Interpretive Summary: A field experiment was conducted concerning a fungus-based biopesticide that we were developing against varroa mites of honey bees. We obtained a result that we did not expect at all. Most of the treated hives died. We then found that the biopesticide was contaminated with bacteria. The bacteria needed to be identified and tested to see if they had anything to do with the failed experiment. We identified the bacteria, and found that they were two strains of a species that are important contaminants of wastewater and stored food, and are also known to interfere with fungal pathogens. We tested the bacteria with the fungus and found that the bacteria do interfere with fungus growth when there are about as many bacteria as fungal spores. This paper showed the possible effect of contamination of biopesticides on experimental results. This is important because biopesticides are being used in many different systems now, such as against plant pests in greenhouses and against mosquitoes. Workers need to know if poor results in a particular experiment might be the result of contamination.

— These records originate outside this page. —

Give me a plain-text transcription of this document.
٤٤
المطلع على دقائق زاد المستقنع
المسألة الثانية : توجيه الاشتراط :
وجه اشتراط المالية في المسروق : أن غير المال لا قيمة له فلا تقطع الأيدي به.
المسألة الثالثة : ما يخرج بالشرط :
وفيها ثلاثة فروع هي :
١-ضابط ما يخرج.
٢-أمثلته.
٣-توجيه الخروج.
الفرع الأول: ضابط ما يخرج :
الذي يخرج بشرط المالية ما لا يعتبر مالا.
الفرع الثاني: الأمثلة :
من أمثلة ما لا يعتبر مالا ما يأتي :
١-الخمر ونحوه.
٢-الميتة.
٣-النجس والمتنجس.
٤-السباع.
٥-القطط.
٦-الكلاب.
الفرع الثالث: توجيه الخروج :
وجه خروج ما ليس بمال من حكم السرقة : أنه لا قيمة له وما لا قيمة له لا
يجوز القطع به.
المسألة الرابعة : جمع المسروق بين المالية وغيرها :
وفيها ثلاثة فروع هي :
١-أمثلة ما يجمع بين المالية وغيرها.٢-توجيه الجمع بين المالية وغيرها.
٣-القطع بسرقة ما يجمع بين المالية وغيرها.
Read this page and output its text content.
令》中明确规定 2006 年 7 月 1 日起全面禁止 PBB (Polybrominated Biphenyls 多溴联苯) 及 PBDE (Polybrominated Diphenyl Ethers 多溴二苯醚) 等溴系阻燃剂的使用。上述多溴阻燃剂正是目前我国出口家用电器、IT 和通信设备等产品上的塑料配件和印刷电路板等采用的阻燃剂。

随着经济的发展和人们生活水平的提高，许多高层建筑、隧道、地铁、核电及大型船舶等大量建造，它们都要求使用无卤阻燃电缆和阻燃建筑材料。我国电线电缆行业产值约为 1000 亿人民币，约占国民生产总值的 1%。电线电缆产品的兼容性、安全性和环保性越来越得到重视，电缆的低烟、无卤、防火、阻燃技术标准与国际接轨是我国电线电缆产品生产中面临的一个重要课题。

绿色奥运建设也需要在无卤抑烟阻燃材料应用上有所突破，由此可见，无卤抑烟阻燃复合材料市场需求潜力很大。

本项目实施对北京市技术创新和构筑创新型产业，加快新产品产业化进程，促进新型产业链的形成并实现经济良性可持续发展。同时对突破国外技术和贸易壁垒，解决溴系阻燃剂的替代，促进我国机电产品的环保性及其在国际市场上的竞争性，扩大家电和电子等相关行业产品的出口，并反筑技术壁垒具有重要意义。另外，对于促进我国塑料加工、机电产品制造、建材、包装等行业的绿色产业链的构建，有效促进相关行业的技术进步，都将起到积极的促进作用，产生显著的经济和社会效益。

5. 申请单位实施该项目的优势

Technical Abstract: A biopesticide, formulated with commercially-prepared conidia of a strain of Beauveria bassiana isolated from Varroa mites, was tested in a field experiment in southern France to compare published results from the same geographic region with the same biopesticide but made with laboratory-prepared conidia. Results were dramatically different from those of previous experiments: bee hives treated with the biopesticide died at a much higher rate than control hives, and surviving treated hives lost significantly more weight than control hives. In addition, phoretic mite densities were significantly higher in treated hives than in control hives. The biopesticide was subsequently found to be contaminated with bacteria. Two strains of bacteria were isolated and identified following the combination of biotyping and sequencing data of two genomic regions. The two strains were found to be distinct although both were Pseudomonas sp. belonging to the P. fluorescens group. In dual cultures of B. bassiana and each bacterial strain, B. bassiana growth was slowed or suppressed when bacterial cfu density was about equal or greater than that of B. bassiana. To reduce or avoid such risk in biopesticide development, the authors encourage a systematic screen for bacterial contamination prior to field application, particularly for pathogens or biopesticides produced on a large scale.